The initiative has stalled in Congress for the past two years, but its prospects look brighter now. In his State of the Union address Bush called on Congress to pass the legislation, and bill sponsor James Inhofe, chair of the powerful Senate Environment and Public Works Committee, is pushing a bill through committee. Critics say the motivation for lax emission caps and tardy timelines is as simple as it is sordid: In the past two elections the electric utility industry gave Bush nearly $1.4 million. In 2000 the industry spent more than $78 million on lobbying. In return, they've been handed Clear Skies, lauded by the Edison Electric Institute, an industry trade group, as a "rational approach to regulation." Ultimately the legislation would save power companies $3.5 billion more than the EPA's original plan for meeting the Clean Air Act's public health standards.
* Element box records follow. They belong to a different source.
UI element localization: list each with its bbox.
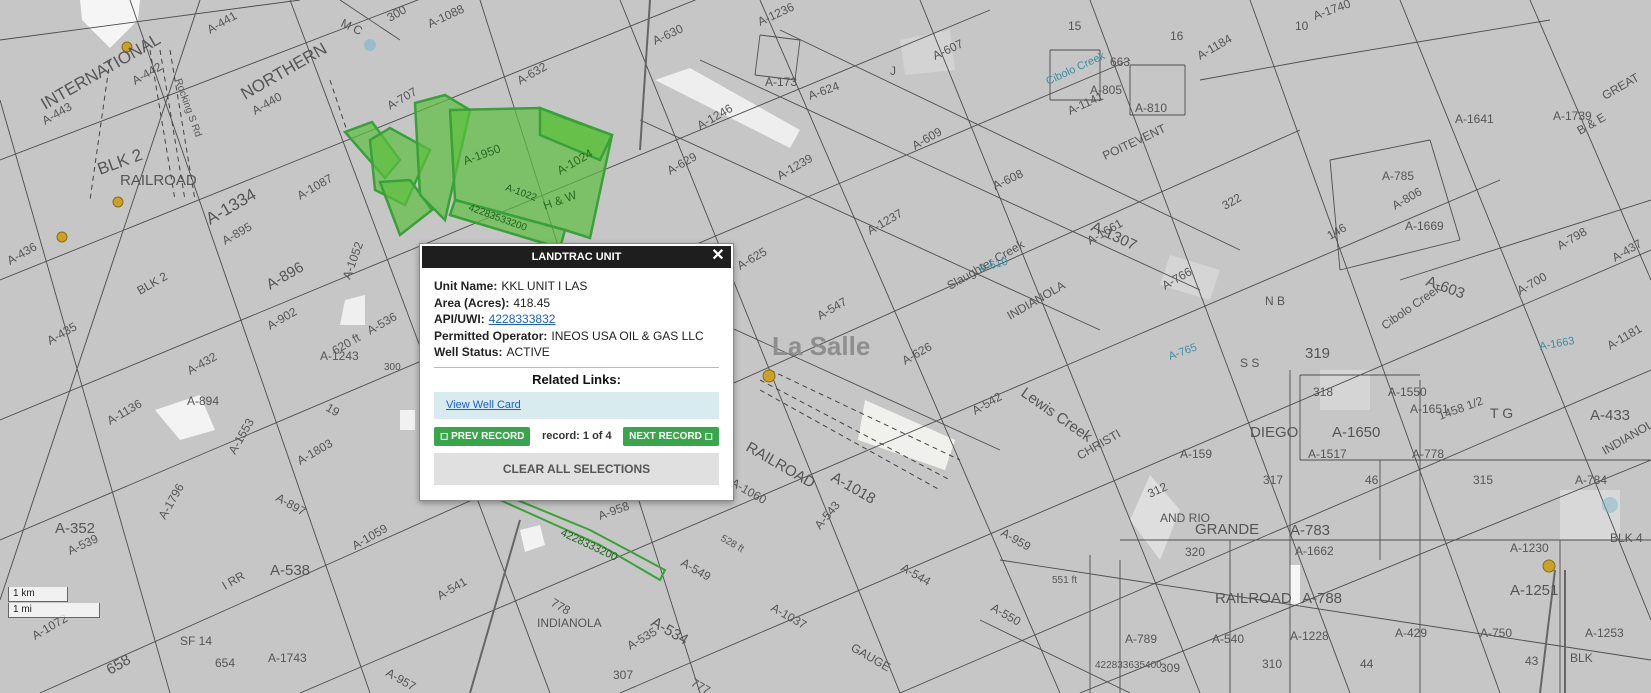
map-label: 320	[1185, 545, 1205, 559]
town-label: La Salle	[772, 331, 870, 361]
map-label: A-429	[1395, 626, 1427, 640]
map-label: A-810	[1135, 101, 1167, 115]
scale-bar-km: 1 km	[8, 587, 68, 602]
map-label: 15	[1068, 19, 1082, 33]
map-label: A-1743	[268, 651, 307, 665]
map-label: GRANDE	[1195, 521, 1259, 538]
status-label: Well Status:	[434, 345, 503, 359]
map-label: 654	[215, 656, 235, 670]
map-label: A-1228	[1290, 629, 1329, 643]
map-label: A-1641	[1455, 112, 1494, 126]
scale-mi-label: 1 mi	[13, 604, 32, 615]
map-label: S S	[1240, 356, 1259, 370]
map-label: A-1517	[1308, 447, 1347, 461]
map-label: A-173	[765, 75, 797, 89]
map-canvas[interactable]: M C 300 A-1088 A-1236 A-1740 A-441 INTER…	[0, 0, 1651, 693]
map-label: T G	[1490, 405, 1513, 421]
map-label: N B	[1265, 294, 1285, 308]
status-row: Well Status: ACTIVE	[434, 344, 719, 361]
map-label: A-1550	[1388, 385, 1427, 399]
map-label: A-1253	[1585, 626, 1624, 640]
map-label: SF 14	[180, 634, 212, 648]
map-label: A-1650	[1332, 424, 1380, 441]
map-label: A-1230	[1510, 541, 1549, 555]
map-label: 422833635400	[1095, 660, 1162, 671]
map-label: RAILROAD	[120, 172, 197, 189]
map-label: A-750	[1480, 626, 1512, 640]
area-row: Area (Acres): 418.45	[434, 295, 719, 312]
map-label: 310	[1262, 657, 1282, 671]
map-label: INDIANOLA	[537, 616, 602, 630]
map-label: 318	[1313, 385, 1333, 399]
related-link-row: View Well Card	[434, 391, 719, 419]
area-value: 418.45	[513, 295, 551, 310]
next-record-button[interactable]: NEXT RECORD ◻	[623, 426, 719, 446]
map-label: A-784	[1575, 473, 1607, 487]
map-label: A-433	[1590, 407, 1630, 424]
map-label: A-783	[1290, 522, 1330, 539]
map-label: A-789	[1125, 632, 1157, 646]
area-label: Area (Acres):	[434, 295, 510, 310]
map-label: A-894	[187, 394, 219, 408]
landtrac-unit-popup: LANDTRAC UNIT ✕ Unit Name: KKL UNIT I LAS…	[419, 243, 734, 501]
map-label: 46	[1365, 473, 1379, 487]
map-label: A-159	[1180, 447, 1212, 461]
map-label: J	[890, 64, 896, 78]
map-label: A-1662	[1295, 544, 1334, 558]
prev-record-button[interactable]: ◻ PREV RECORD	[434, 426, 531, 446]
divider	[434, 366, 719, 368]
operator-label: Permitted Operator:	[434, 328, 548, 343]
api-label: API/UWI:	[434, 312, 485, 326]
status-value: ACTIVE	[506, 345, 550, 359]
related-links-title: Related Links:	[532, 371, 621, 387]
map-label: 44	[1360, 657, 1374, 671]
parcel-map[interactable]: M C 300 A-1088 A-1236 A-1740 A-441 INTER…	[0, 0, 1651, 693]
map-label: A-1251	[1510, 582, 1558, 599]
map-label: 16	[1170, 29, 1184, 43]
record-counter: record: 1 of 4	[541, 430, 612, 442]
popup-header: LANDTRAC UNIT ✕	[422, 246, 731, 268]
clear-all-selections-button[interactable]: CLEAR ALL SELECTIONS	[434, 452, 719, 485]
record-nav: ◻ PREV RECORD record: 1 of 4 NEXT RECORD…	[434, 426, 719, 446]
operator-row: Permitted Operator: INEOS USA OIL & GAS L…	[434, 328, 719, 345]
unit-name-row: Unit Name: KKL UNIT I LAS	[434, 278, 719, 295]
map-label: BLK	[1570, 651, 1593, 665]
map-label: 319	[1305, 345, 1330, 362]
map-label: A-788	[1302, 590, 1342, 607]
map-label: 43	[1525, 654, 1539, 668]
map-label: 317	[1263, 473, 1283, 487]
view-well-card-link[interactable]: View Well Card	[446, 399, 521, 411]
map-label: 307	[613, 668, 633, 682]
map-label: A-540	[1212, 632, 1244, 646]
api-link[interactable]: 4228333832	[489, 312, 556, 326]
map-label: 309	[1160, 661, 1180, 675]
scale-km-label: 1 km	[13, 588, 35, 599]
scale-bar-mi: 1 mi	[8, 603, 100, 618]
map-label: 315	[1473, 473, 1493, 487]
map-label: A-778	[1412, 447, 1444, 461]
map-label: 10	[1295, 19, 1309, 33]
api-row: API/UWI: 4228333832	[434, 311, 719, 328]
close-icon[interactable]: ✕	[709, 246, 727, 268]
map-label: 551 ft	[1052, 575, 1077, 586]
unit-name-label: Unit Name:	[434, 279, 498, 293]
popup-title: LANDTRAC UNIT	[531, 251, 622, 263]
unit-name-value: KKL UNIT I LAS	[501, 279, 588, 293]
map-label: 663	[1110, 55, 1130, 69]
map-label: 300	[384, 362, 401, 373]
operator-value: INEOS USA OIL & GAS LLC	[551, 328, 704, 343]
map-label: A-538	[270, 562, 310, 579]
map-label: A-785	[1382, 169, 1414, 183]
popup-body: Unit Name: KKL UNIT I LAS Area (Acres): 41…	[420, 268, 733, 485]
map-label: BLK 4	[1610, 531, 1643, 545]
map-label: RAILROAD	[1215, 590, 1292, 607]
map-label: DIEGO	[1250, 424, 1298, 441]
map-label: A-1243	[320, 349, 359, 363]
map-label: A-1669	[1405, 219, 1444, 233]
The costs to public health would be far more substantial. The extended cleanup timelines would result in 2 million additional asthma attacks and 100,000 more premature deaths between now and 2020, according to an analysis using the EPA's own methods and assumptions. The costs to the public from loss of workdays, hospitalizations, emergency room visits and loss of life would total $34 billion. "The Administration's proposal is outrageous, inflicting an extraordinary, avoidable impact on public health," says Bob Musil, executive director of the nonprofit Physicians for Social Responsibility. If it becomes law, he says, "thousands more individuals across America will die prematurely or suffer from cardiovascular or respiratory disease or crippling asthma attacks while they wait for cleaner air."

For Graves-Marcucci, such a craven capitulation to the power industry is a pitiful tradeoff for her young sons' futures. "It's inexcusable. We don't need new laws. What we need is enforcement of the laws already on the books: laws designed to protect human health today, not decades from now," she says. "Bush wants my family to breathe that air for another fifteen years. That's their entire childhood breathing bad air."